President Barack Obama slid smoothly onto Late Night with Jimmy Fallon Tuesday night to slow-jam some news to the late-night host’s youthful audience.
“A better America begins tonight,” said — oh, no, wait: That was Mitt Romney, delivering the title and theme of his victory speech, broadcast on cable news as he won five primaries on Tuesday night. No, President Obama, in visiting Fallon, apparently believes a better America began quite a while ago, an America in which there’s opportunity to mix humor with a message — much as, oh, say, Jimmy Fallon’s studio band, the Roots, routinely do, on Fallon’s show and on their own albums. Thus the Commander in Chief felt free to let his freak-flag fly — in moderation, of course: “I’m President Barack Obama, and I, too, want to slow-jam the news.”
Following in the footsteps of news anchor Brian Williams, who pioneered the slow-jamming of news with Fallon, Obama said, over a cool Roots rhythm, “Now is not the time to make school more expensive for our young people.” Fallon popped into the TV frame and added, “Ohhhh yeah: You should listen to the President, or as I call him, the Preezie of the United Steezie.” Obama expressed skepticism about not “taxing billionaires,” and Fallon chimed in, “The Barackness Monster ain’t buyin’ it.”

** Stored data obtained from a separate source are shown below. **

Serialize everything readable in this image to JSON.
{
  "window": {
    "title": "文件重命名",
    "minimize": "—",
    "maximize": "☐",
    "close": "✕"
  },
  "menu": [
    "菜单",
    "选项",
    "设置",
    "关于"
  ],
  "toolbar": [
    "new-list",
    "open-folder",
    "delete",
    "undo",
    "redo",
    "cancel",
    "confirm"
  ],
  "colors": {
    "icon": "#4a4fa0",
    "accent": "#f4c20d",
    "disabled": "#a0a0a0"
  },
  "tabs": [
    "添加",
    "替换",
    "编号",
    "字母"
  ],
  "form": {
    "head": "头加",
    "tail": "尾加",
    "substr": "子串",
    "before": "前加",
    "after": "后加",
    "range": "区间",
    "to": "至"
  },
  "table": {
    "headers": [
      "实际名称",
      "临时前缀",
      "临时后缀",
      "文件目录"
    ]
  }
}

Fallon’s show at the University of North Carolina at Chapel Hill made for an ideal setting for the President: He’s in the midst of a three-state tour to appeal to young voters — ideally, Fallon’s demo — by getting out the message that he’s urging Congress to pass a year-long extension of a freeze in federal student loan interest rates.
Fallon elicited a mini-treasure trove of pop-culture faves from Obama. The President praised the angry-frustrated-Obama impersonation of the President as presented by the the comedy team of Key and Peele on Comedy Central; the President is rooting for the Chicago Bulls; he likes to watch Groundhog Day. The conversation stayed, as you might imagine, safe. Jimmy showed a picture of the college-age Obama (“Notice the Afro,” said the President). And like all late-night hosts, Fallon set up the President to make the pitch he was really there to deliver, in this case about college loans. Obama said that he and the First Lady only finished paying off theirs eight years ago. (It’s a line he’s been using on the stump recently.) He urged students to tweet about the Stafford loan rate extension by using the hashtag #DontDoubleMyRates, and Jimmy Fallon’s audience knows from Twitter.
But sorry, kids: “We’re not going to be legalizing weed,” Obama told Fallon’s crowd.
Obama discussed the recent Secret Service scandal, defending the institution while chiding the “couple of knuckleheads” who grossly misbehaved: “The Secret Service these guys are incredible. They protect me. They protect Michelle. They protect our girls. They protect our officials all around the world … 99.9% of them every day, they put their lives on the line. They do a great job … So a couple of knuckleheads shouldn’t detract from what they do. But what these guys were thinking, I don’t know. That’s why they’re not there anymore.”
Of Romney, he said, “I’ve met him, but we’re not friends.” To Fallon’s question about whether the campaign would “get ugly,” Obama blamed the Citizens United decision and its use of huge sums of money that can fund attack ads anonymously.
Of course, there are those who’ll look at Obama’s Fallon appearance and say he’s being “un-Presidential”; too cool for people who want their leaders to be less media-savvy — that’s some folks’ idea of authenticity. If you’re Mitt Romney and his campaign, you might look at the Fallon clip and co-opt it — use it in an ad against Obama during the campaign. Rather than slow-jam, the loyal opposition’s strategy might be to jam up the President as the campaign heats up.
And later this week, the President faces another Jimmy: Kimmel, who’s performing at the annual White House Correspondents’ Association Dinner on Saturday night.